In terms of the catch, the aquarium industry actually targets individuals with lower reproductive value. Fish collectors look for juvenile fish as they are typically easier to transport within the supply chain and have a longer survivability in captivity. These smaller fish aren’t usually sexually mature and have therefore not even entered into, or can be taken away from, the contributing gene pool. The sport and commercial fisherman, on the other hand, target the largest individuals they can find. Larger fish, especially females, are more reproductively valuable than any other fish. Larger female fish have what’s called a higher fecundity, which is nerd talk for being able to produce the largest, most abundant, and most viable eggs. So, the sport fishing industry is taking more valuable individuals out of the local gene pool, which has a greater impact on the overall diversity and health fishery. Additionally, the fish often sought out by recreational fisherman are top-tier predators. In the diverse food web of any reef ecosystem, predatory fish are crucial. They keep prey in check and even help control some reef destroying invertebrates.
The third major difference between the two fisheries is the destination and overall future of the catch. The aquarium industry catches their target fish alive with the plans of keeping them alive as long as possible.
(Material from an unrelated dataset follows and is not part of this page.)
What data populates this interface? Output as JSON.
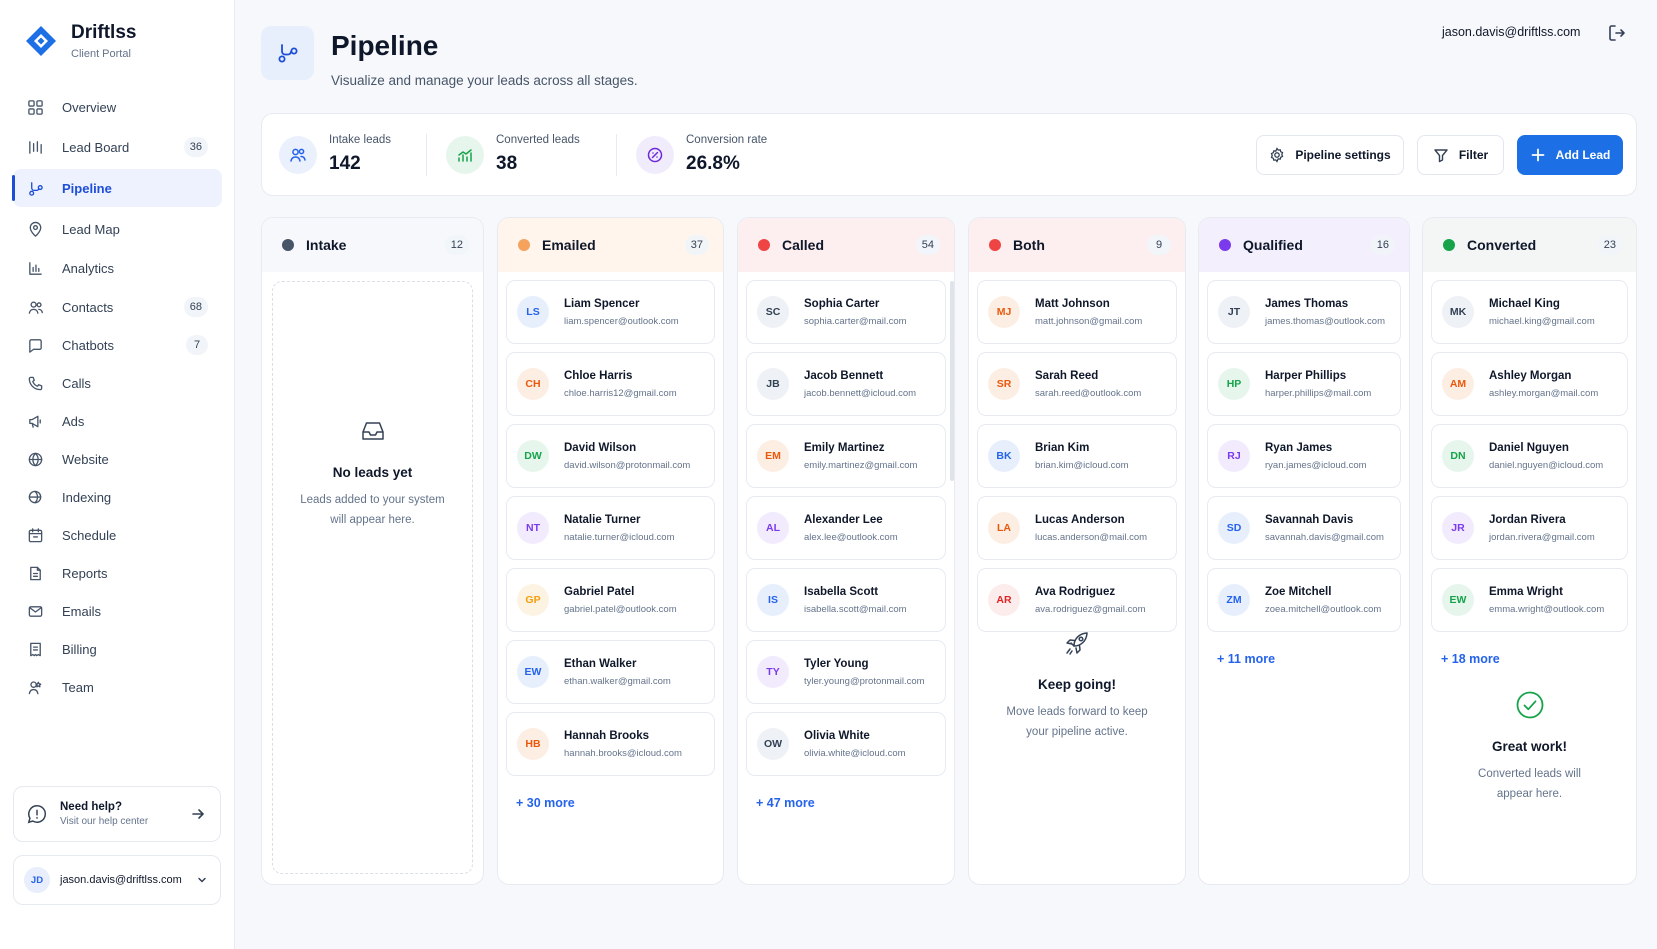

On top of that, certain species are actively bred in captivity as hobbyists try to decrease the industry’s dependence on wild-caught fish. Going back to the recreational fishery, the fish are caught for one of various reasons. Some fisherman catch for sport, then release the fish. While this seems the most noble and least destructive thing to do, it isn’t without its drawbacks. Catch-and-release fish are often physically harmed or even fatally injured on accident. The second reason people fish is for food. While we have no problem with this, it should be noted that the fish are being removed from the ocean and killed shortly thereafter. They are not held long-term with the possibility of understanding their life cycle and attempting to breed them. The last major reason for recreational fishing is the trophy hunt. Instead of catch-and-release or catching for food, these anglers seek out the biggest fish they can find only as a means to decorate their home with the small accomplishment. The fish is not eaten, but everything is merely removed to make way for cotton stuffing and a little paint to give the fish a favorable appearance. So while the aquarium industry is taking fish with the goal of keeping them alive, the sport fishing industry has quite the opposite approach.
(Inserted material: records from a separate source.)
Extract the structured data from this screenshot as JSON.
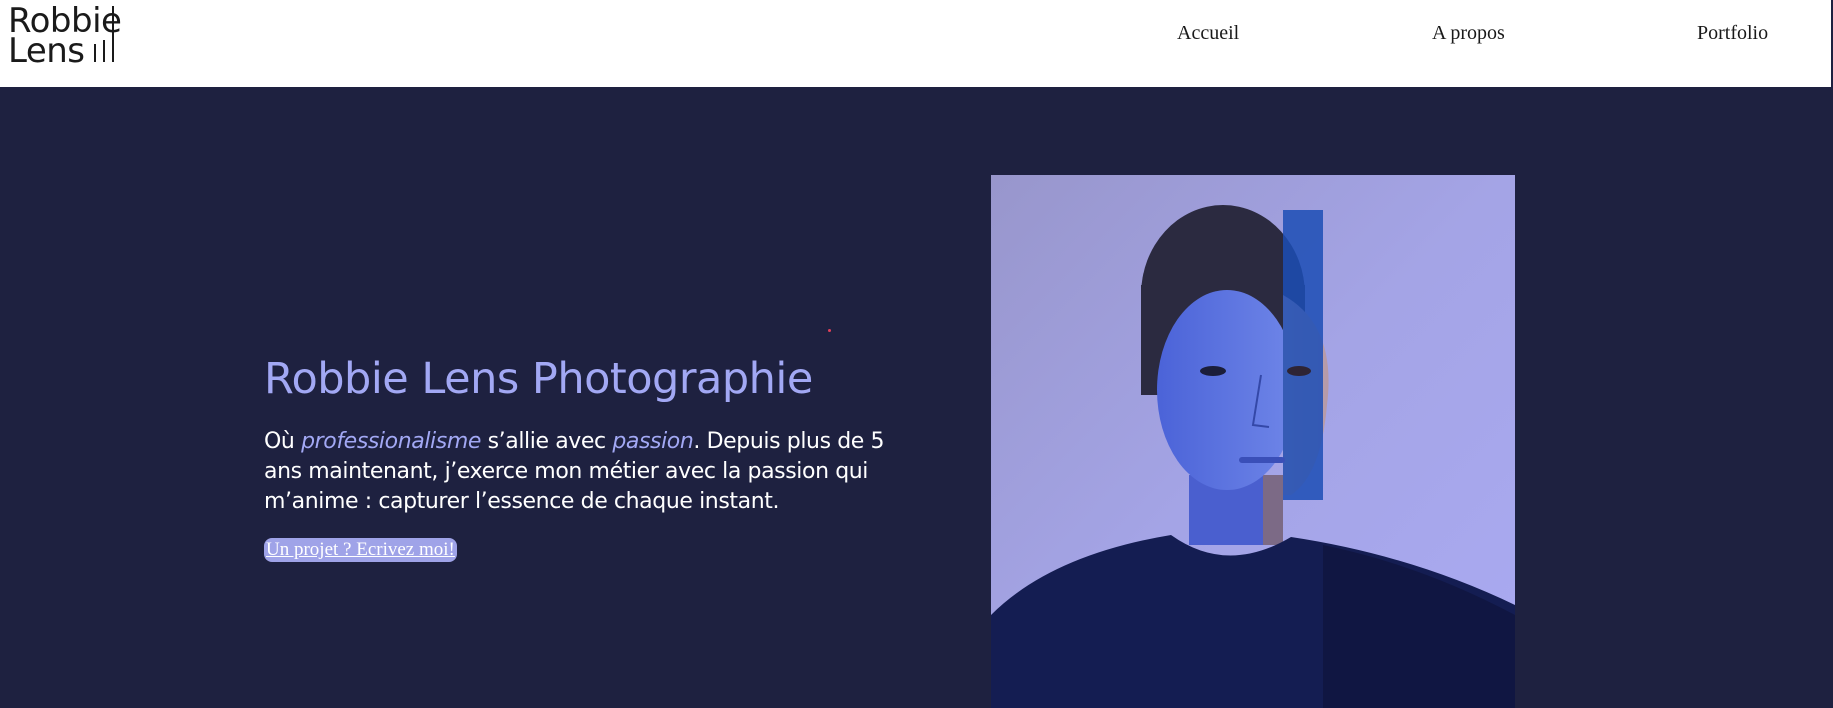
{
  "logo": {
    "line1": "Robbie",
    "line2": "Lens"
  },
  "nav": [
    {
      "label": "Accueil"
    },
    {
      "label": "A propos"
    },
    {
      "label": "Portfolio"
    }
  ],
  "hero": {
    "title": "Robbie Lens Photographie",
    "desc": {
      "p1": "Où ",
      "em1": "professionalisme",
      "p2": " s’allie avec ",
      "em2": "passion",
      "p3": ". Depuis plus de 5 ans maintenant, j’exerce mon métier avec la passion qui m’anime : capturer l’essence de chaque instant."
    },
    "cta": "Un projet ? Ecrivez moi!"
  },
  "colors": {
    "background": "#1e2140",
    "accent": "#a2a8f4",
    "header": "#ffffff",
    "cta": "#9fa3e8"
  }
}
Despite their differences, there are some close similarities between the aquarium fishery and that of a more recreational nature. Both are taking fish from the ocean, both are pumping money back into the local economy, and both can be sustainably maintained. So why is the aquarium industry being picked on? What sets our industry apart from others? Our thoughts center around one major caveat…money.
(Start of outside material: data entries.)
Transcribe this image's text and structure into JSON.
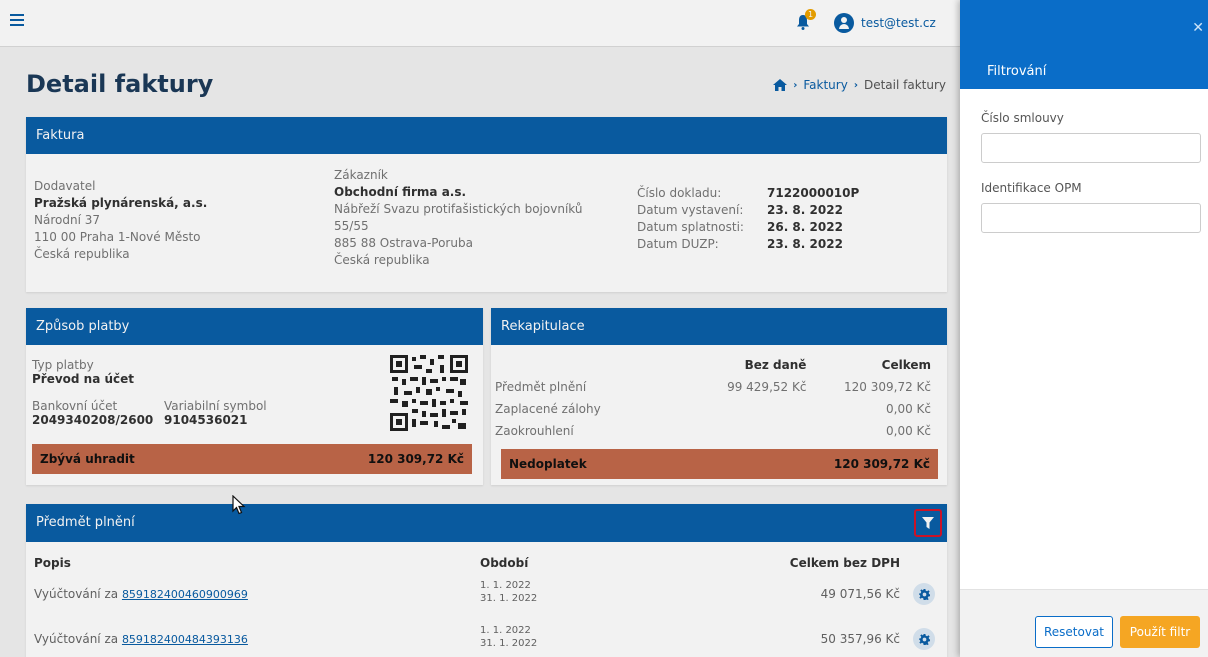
{
  "topbar": {
    "user_email": "test@test.cz",
    "bell_badge": "1"
  },
  "page": {
    "title": "Detail faktury"
  },
  "breadcrumb": {
    "items": [
      "Faktury",
      "Detail faktury"
    ]
  },
  "faktura": {
    "title": "Faktura",
    "dodavatel": {
      "label": "Dodavatel",
      "name": "Pražská plynárenská, a.s.",
      "street": "Národní 37",
      "city": "110 00 Praha 1-Nové Město",
      "country": "Česká republika"
    },
    "zakaznik": {
      "label": "Zákazník",
      "name": "Obchodní firma a.s.",
      "street": "Nábřeží Svazu protifašistických bojovníků",
      "number": "55/55",
      "city": "885 88 Ostrava-Poruba",
      "country": "Česká republika"
    },
    "doklad": [
      {
        "label": "Číslo dokladu:",
        "value": "7122000010P"
      },
      {
        "label": "Datum vystavení:",
        "value": "23. 8. 2022"
      },
      {
        "label": "Datum splatnosti:",
        "value": "26. 8. 2022"
      },
      {
        "label": "Datum DUZP:",
        "value": "23. 8. 2022"
      }
    ]
  },
  "platba": {
    "title": "Způsob platby",
    "typ_label": "Typ platby",
    "typ_value": "Převod na účet",
    "ucet_label": "Bankovní účet",
    "ucet_value": "2049340208/2600",
    "vs_label": "Variabilní symbol",
    "vs_value": "9104536021",
    "zbyva_label": "Zbývá uhradit",
    "zbyva_value": "120 309,72 Kč"
  },
  "rekapitulace": {
    "title": "Rekapitulace",
    "col_bez_dane": "Bez daně",
    "col_celkem": "Celkem",
    "rows": [
      {
        "label": "Předmět plnění",
        "bez": "99 429,52 Kč",
        "celkem": "120 309,72 Kč"
      },
      {
        "label": "Zaplacené zálohy",
        "bez": "",
        "celkem": "0,00 Kč"
      },
      {
        "label": "Zaokrouhlení",
        "bez": "",
        "celkem": "0,00 Kč"
      }
    ],
    "nedoplatek_label": "Nedoplatek",
    "nedoplatek_value": "120 309,72 Kč"
  },
  "predmet": {
    "title": "Předmět plnění",
    "col_popis": "Popis",
    "col_obdobi": "Období",
    "col_celkem": "Celkem bez DPH",
    "rows": [
      {
        "prefix": "Vyúčtování za",
        "link": "859182400460900969",
        "from": "1. 1. 2022",
        "to": "31. 1. 2022",
        "amount": "49 071,56 Kč"
      },
      {
        "prefix": "Vyúčtování za",
        "link": "859182400484393136",
        "from": "1. 1. 2022",
        "to": "31. 1. 2022",
        "amount": "50 357,96 Kč"
      }
    ]
  },
  "filter_panel": {
    "title": "Filtrování",
    "field1_label": "Číslo smlouvy",
    "field1_value": "",
    "field2_label": "Identifikace OPM",
    "field2_value": "",
    "reset_label": "Resetovat",
    "apply_label": "Použít filtr"
  },
  "colors": {
    "primary": "#0a5fa8",
    "panel_header": "#0a6dc8",
    "accent": "#f5a623",
    "due": "#c2694a",
    "highlight": "#d6152a"
  }
}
The aquarium industry, as we stated before, is quite small in comparison to other industries operating in Hawaii. And because so few people are actually aquarium hobbyists, the small industry is an easy target by outsiders who don’t have a full understanding of what is actually going on. Additionally, the aquarium trade targets fish in shallow waters where collectors might bump into SCUBA diving tourists. That’s why people like Snorkel Bob, who make their money off tourism, get so worked up about the aquarium industry. They fear that their industry will suffer with the presence of fish collectors. Obviously the fish are there and their numbers are on the rise, but the Snorkel Bob folks ignore data and common sense to make arguments to get the aquarium industry out of Hawaii. They are concerned about their own pocket books and can’t argue fact for fact so they try to take the moral low ground.
As we’ve been saying, the anti-aquarium folks cannot stand up and preach about the environment and only target one industry. If you have an issue with aquarium collection, then you should naturally also have a problem with tourism and recreational fishing. But you ignore the data, swallow the hypocrisies and blindly attack an industry that has done more good than others.
As for my personal stance on recreational fishing, if you take a peak at the image above you’ll find the answer. Being from the Texas Gulf Coast region, I love to fish and have been doing so my entire life. I have fish for food, I have fish for sport, and every time I go out I make sure to adhere to size limits and catch limits. That being said, most of my fishing is catch and release these days.